ピッティ・イマージネの冬のショーの編集テーマは「Motion」。動き、変化、進化を喚起します。アメデオ・ピッチョーネによるストーリーとキャンペーンの主人公は、なぜか寒がりのペンギン、ピット。彼は背にバックパック、頭に帽子、足元にスキー板を履き、氷の世界を後にして、ひとり希望を胸に長い探検の旅へと出発します。最終目的地はもちろん、ピッティ・ビンボです。

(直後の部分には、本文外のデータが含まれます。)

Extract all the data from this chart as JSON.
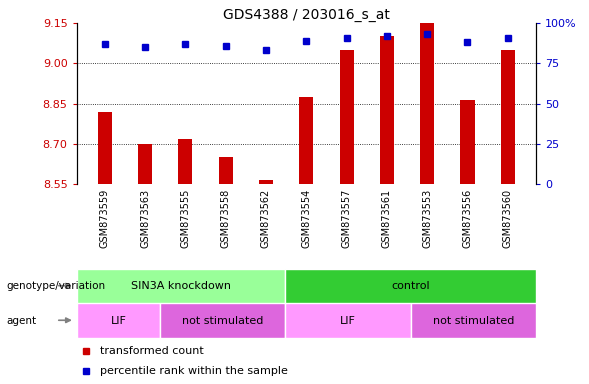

「11月には本格的なヨーロッパ・ロードショーを展開し、ナポリ、パリ、マドリード、バルセロナ、ロンドン、ミラノを回りました。市場とキッズウェアの主役たちに近づくこの姿勢は、ピッティ・ビンボの新たな進路の礎を築くうえで不可欠です。企業や小売とともに、新しいブランドの発掘と、見本市を代表する確立されたブランドやグループの再確認を組み合わせながら、製造・商業セクターにエネルギーを注入し、支えていきたいと考えています」と、バイヤーオフィスのティツィアーナ・ベッランディとともにプロジェクトチームのリサ・キアリ、ジュリアーナ・パラビアゴ、ヴァレリア・サントーニが口を揃える。

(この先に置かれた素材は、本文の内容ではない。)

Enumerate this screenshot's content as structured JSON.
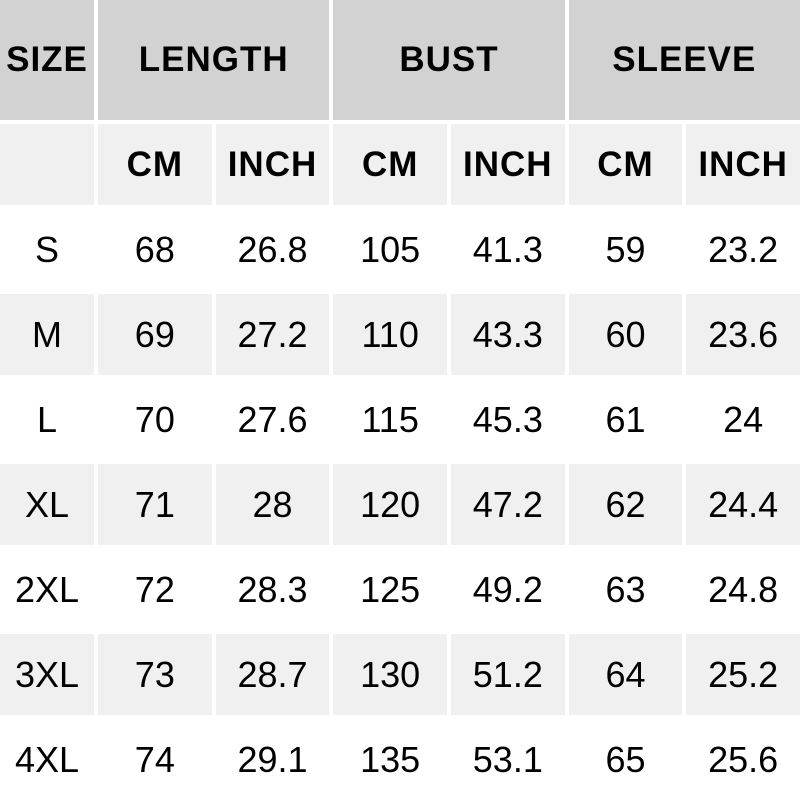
{
  "chart_data": {
    "type": "table",
    "title": "",
    "column_groups": [
      {
        "label": "SIZE",
        "span": 1
      },
      {
        "label": "LENGTH",
        "span": 2
      },
      {
        "label": "BUST",
        "span": 2
      },
      {
        "label": "SLEEVE",
        "span": 2
      }
    ],
    "unit_row": [
      "",
      "CM",
      "INCH",
      "CM",
      "INCH",
      "CM",
      "INCH"
    ],
    "columns": [
      "SIZE",
      "LENGTH CM",
      "LENGTH INCH",
      "BUST CM",
      "BUST INCH",
      "SLEEVE CM",
      "SLEEVE INCH"
    ],
    "rows": [
      {
        "size": "S",
        "values": [
          68,
          26.8,
          105,
          41.3,
          59,
          23.2
        ]
      },
      {
        "size": "M",
        "values": [
          69,
          27.2,
          110,
          43.3,
          60,
          23.6
        ]
      },
      {
        "size": "L",
        "values": [
          70,
          27.6,
          115,
          45.3,
          61,
          24
        ]
      },
      {
        "size": "XL",
        "values": [
          71,
          28,
          120,
          47.2,
          62,
          24.4
        ]
      },
      {
        "size": "2XL",
        "values": [
          72,
          28.3,
          125,
          49.2,
          63,
          24.8
        ]
      },
      {
        "size": "3XL",
        "values": [
          73,
          28.7,
          130,
          51.2,
          64,
          25.2
        ]
      },
      {
        "size": "4XL",
        "values": [
          74,
          29.1,
          135,
          53.1,
          65,
          25.6
        ]
      }
    ],
    "layout_hints": {
      "grid": "cells separated by white gutters",
      "row_striping": "unit row and alternating data rows shaded"
    }
  },
  "colors": {
    "header_bg": "#d2d2d2",
    "shaded_row_bg": "#f0f0f0",
    "plain_row_bg": "#ffffff",
    "gutter": "#ffffff",
    "text": "#000000"
  }
}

ピッティ・ビンボ102では、The New Editスペースがデビューします。これは、この見本市のための前例のないコンテンポラリーなプロジェクトで、近年、モダンなデザイン文化と高品質なものづくり、サステナビリティへの意識的な取り組みを融合させ、商業的成功も収めるスペインのブランド、Bobo Chosesとパートナーを組んだ専用エリアです。さらに、Pirouetteのケイティ・ケンドリックがストーリーやアイデアをキュレーションするPiazza Pirouetteとのコラボレーションも再開し、出展者と来場者が交流できるスペースを提供します(Pirouetteは「The Winter Moth」と題したショーでランウェイにも登場)。そして、ナディーネ・ユングが創設したハンブルク拠点のマーケットプレイス、The Family Circleも戻ってきます。厳選されたアクセサリーやライフスタイルオブジェのキュレーションで知られる存在です。
おなじみの展示エリア「Pitti Bimbo 100%」や「The Kid’s Lab」に加え、「MilK」や、Corriere della Seraのファミリー誌「Style Piccoli」、そして「Scimparello Magazine」の各セクションも併設されます。各誌が選ぶお気に入りのアイテムに贈るアワードも予定されています。最後に、ワークショップ「モダンストアの進化—ソーシャルメディアと人間関係のバランス」では、起業家であり「Shop Survivor」トレーニングイベントの創設者でもあるマッシミリアーノ・アルヴィジが再びピッティ・ビンボに登場し、成功するショップ運営の有益なヒントを共有します。